Some of the maximal subgroups are stored, and you can access these with

    > G := MatrixGroup("Th", 1);
    > a,M := MaximalSubgroups(G, "Th");
    Note: Generators for Max6 - Max11, Max 14, Max 15 are unknown
    
    > #M;
    8

It appears to have defined eight of them. They are stored as M[i]`group. For example:

    > LMGChiefFactors(M[1]`group);
        G
        |  Cyclic(3)
        *
        |  3D(4, 2)
        1




In principal you can find this data in the website

https://brauer.maths.qmul.ac.uk/Atlas/v3/

but it is not always easy to interpret.

$\mathbf{Added\ later}$: here are definitions of all but one of the missing maximals, taken from the above website.
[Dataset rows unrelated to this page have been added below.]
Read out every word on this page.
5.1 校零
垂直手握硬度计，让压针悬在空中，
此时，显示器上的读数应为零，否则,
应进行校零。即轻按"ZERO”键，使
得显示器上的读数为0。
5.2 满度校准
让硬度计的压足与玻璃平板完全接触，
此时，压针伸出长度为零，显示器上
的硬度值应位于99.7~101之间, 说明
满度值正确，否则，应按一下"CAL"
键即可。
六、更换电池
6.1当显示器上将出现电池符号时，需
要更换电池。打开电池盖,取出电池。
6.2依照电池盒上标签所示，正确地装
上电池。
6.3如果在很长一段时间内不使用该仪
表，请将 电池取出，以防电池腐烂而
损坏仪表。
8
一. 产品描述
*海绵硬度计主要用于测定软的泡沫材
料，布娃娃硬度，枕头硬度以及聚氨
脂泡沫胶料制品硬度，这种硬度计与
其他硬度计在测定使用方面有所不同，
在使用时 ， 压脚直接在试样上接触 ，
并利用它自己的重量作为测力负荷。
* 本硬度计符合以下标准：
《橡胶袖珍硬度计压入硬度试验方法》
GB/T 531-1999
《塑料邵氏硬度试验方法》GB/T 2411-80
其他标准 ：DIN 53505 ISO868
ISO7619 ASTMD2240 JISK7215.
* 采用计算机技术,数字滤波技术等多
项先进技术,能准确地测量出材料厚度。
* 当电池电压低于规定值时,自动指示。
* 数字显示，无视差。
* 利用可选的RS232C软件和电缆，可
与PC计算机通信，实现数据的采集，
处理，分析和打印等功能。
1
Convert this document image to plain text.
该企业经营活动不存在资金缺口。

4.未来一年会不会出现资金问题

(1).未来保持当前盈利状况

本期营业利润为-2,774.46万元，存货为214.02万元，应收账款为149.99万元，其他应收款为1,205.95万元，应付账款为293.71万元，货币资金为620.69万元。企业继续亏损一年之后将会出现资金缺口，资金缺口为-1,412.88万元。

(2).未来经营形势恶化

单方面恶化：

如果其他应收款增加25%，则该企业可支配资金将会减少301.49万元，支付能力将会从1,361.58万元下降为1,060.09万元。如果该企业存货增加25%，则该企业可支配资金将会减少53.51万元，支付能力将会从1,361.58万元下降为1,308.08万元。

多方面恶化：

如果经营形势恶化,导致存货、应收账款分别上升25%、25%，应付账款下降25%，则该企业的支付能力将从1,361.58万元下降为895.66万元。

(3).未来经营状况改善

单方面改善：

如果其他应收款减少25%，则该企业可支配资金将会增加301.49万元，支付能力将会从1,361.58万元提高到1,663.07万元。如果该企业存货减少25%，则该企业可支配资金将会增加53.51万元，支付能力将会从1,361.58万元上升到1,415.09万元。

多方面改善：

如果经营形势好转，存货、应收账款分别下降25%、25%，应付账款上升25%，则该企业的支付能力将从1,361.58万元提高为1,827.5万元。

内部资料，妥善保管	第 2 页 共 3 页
The only missing one now is max15  of order 465 with structure $31:15$. I will have a go at constructing that one.

    a := G.1; b := G.2;

    max6 := sub< Generic(G) | a^((a*b)^8*(a*b*b)^6),
    ((a*b*a*b*a*b*a*b*b*a*b*a*b*b*a*b*b)^3)^((a*b*b)^13*(a*b)^5) >;

    max7 := sub< Generic(G) | a^((a*b*b)^3*(a*b)^11),
    ((a*b*a*b*a*b*b)^3)^((a*b)^14*(a*b*b)^6) >;

    max8 := sub< Generic(G) | a^((a*b*b)^4*(a*b)^4*(a*b*b)^14),
    (a*b*a*b*a*b*a*b*b*a*b*b)^((a*b*b)^12*(a*b)^4) >;

    max9 := sub< Generic(G) |
    (((a*b)^4*(a*b*a*b*b)^2*a*b*b)^10)^((a*b)^8*(a*b*b)^5*(a*b)^7),
      ((a*b*a*b*a*b*a*b*a*b*b)^5)^((a*b)^16*(a*b*b)^11) >;

    max10 := sub< Generic(G) | a^((a*b)^3*(a*b*b)^15),
    ((a*b*a*b*a*b*a*b*a*b*b)^5)^((a*b*b)^8*(a*b)^9) >;

    max11 := sub< Generic(G) | b^((a*b)^5*(a*b*b)^8*(a*b)^2),
     ((a*b*a*b*a*b*a*b*a*b*b)^5)^((a*b)^10*(a*b*b)^9) >;

    max14 := sub< Generic(G) | a^((a*b)^4*(a*b*b)^4),
    ((a*b*a*b*a*b*a*b*a*b*b)^5)^((a*b*b)^17*(a*b)^6) >;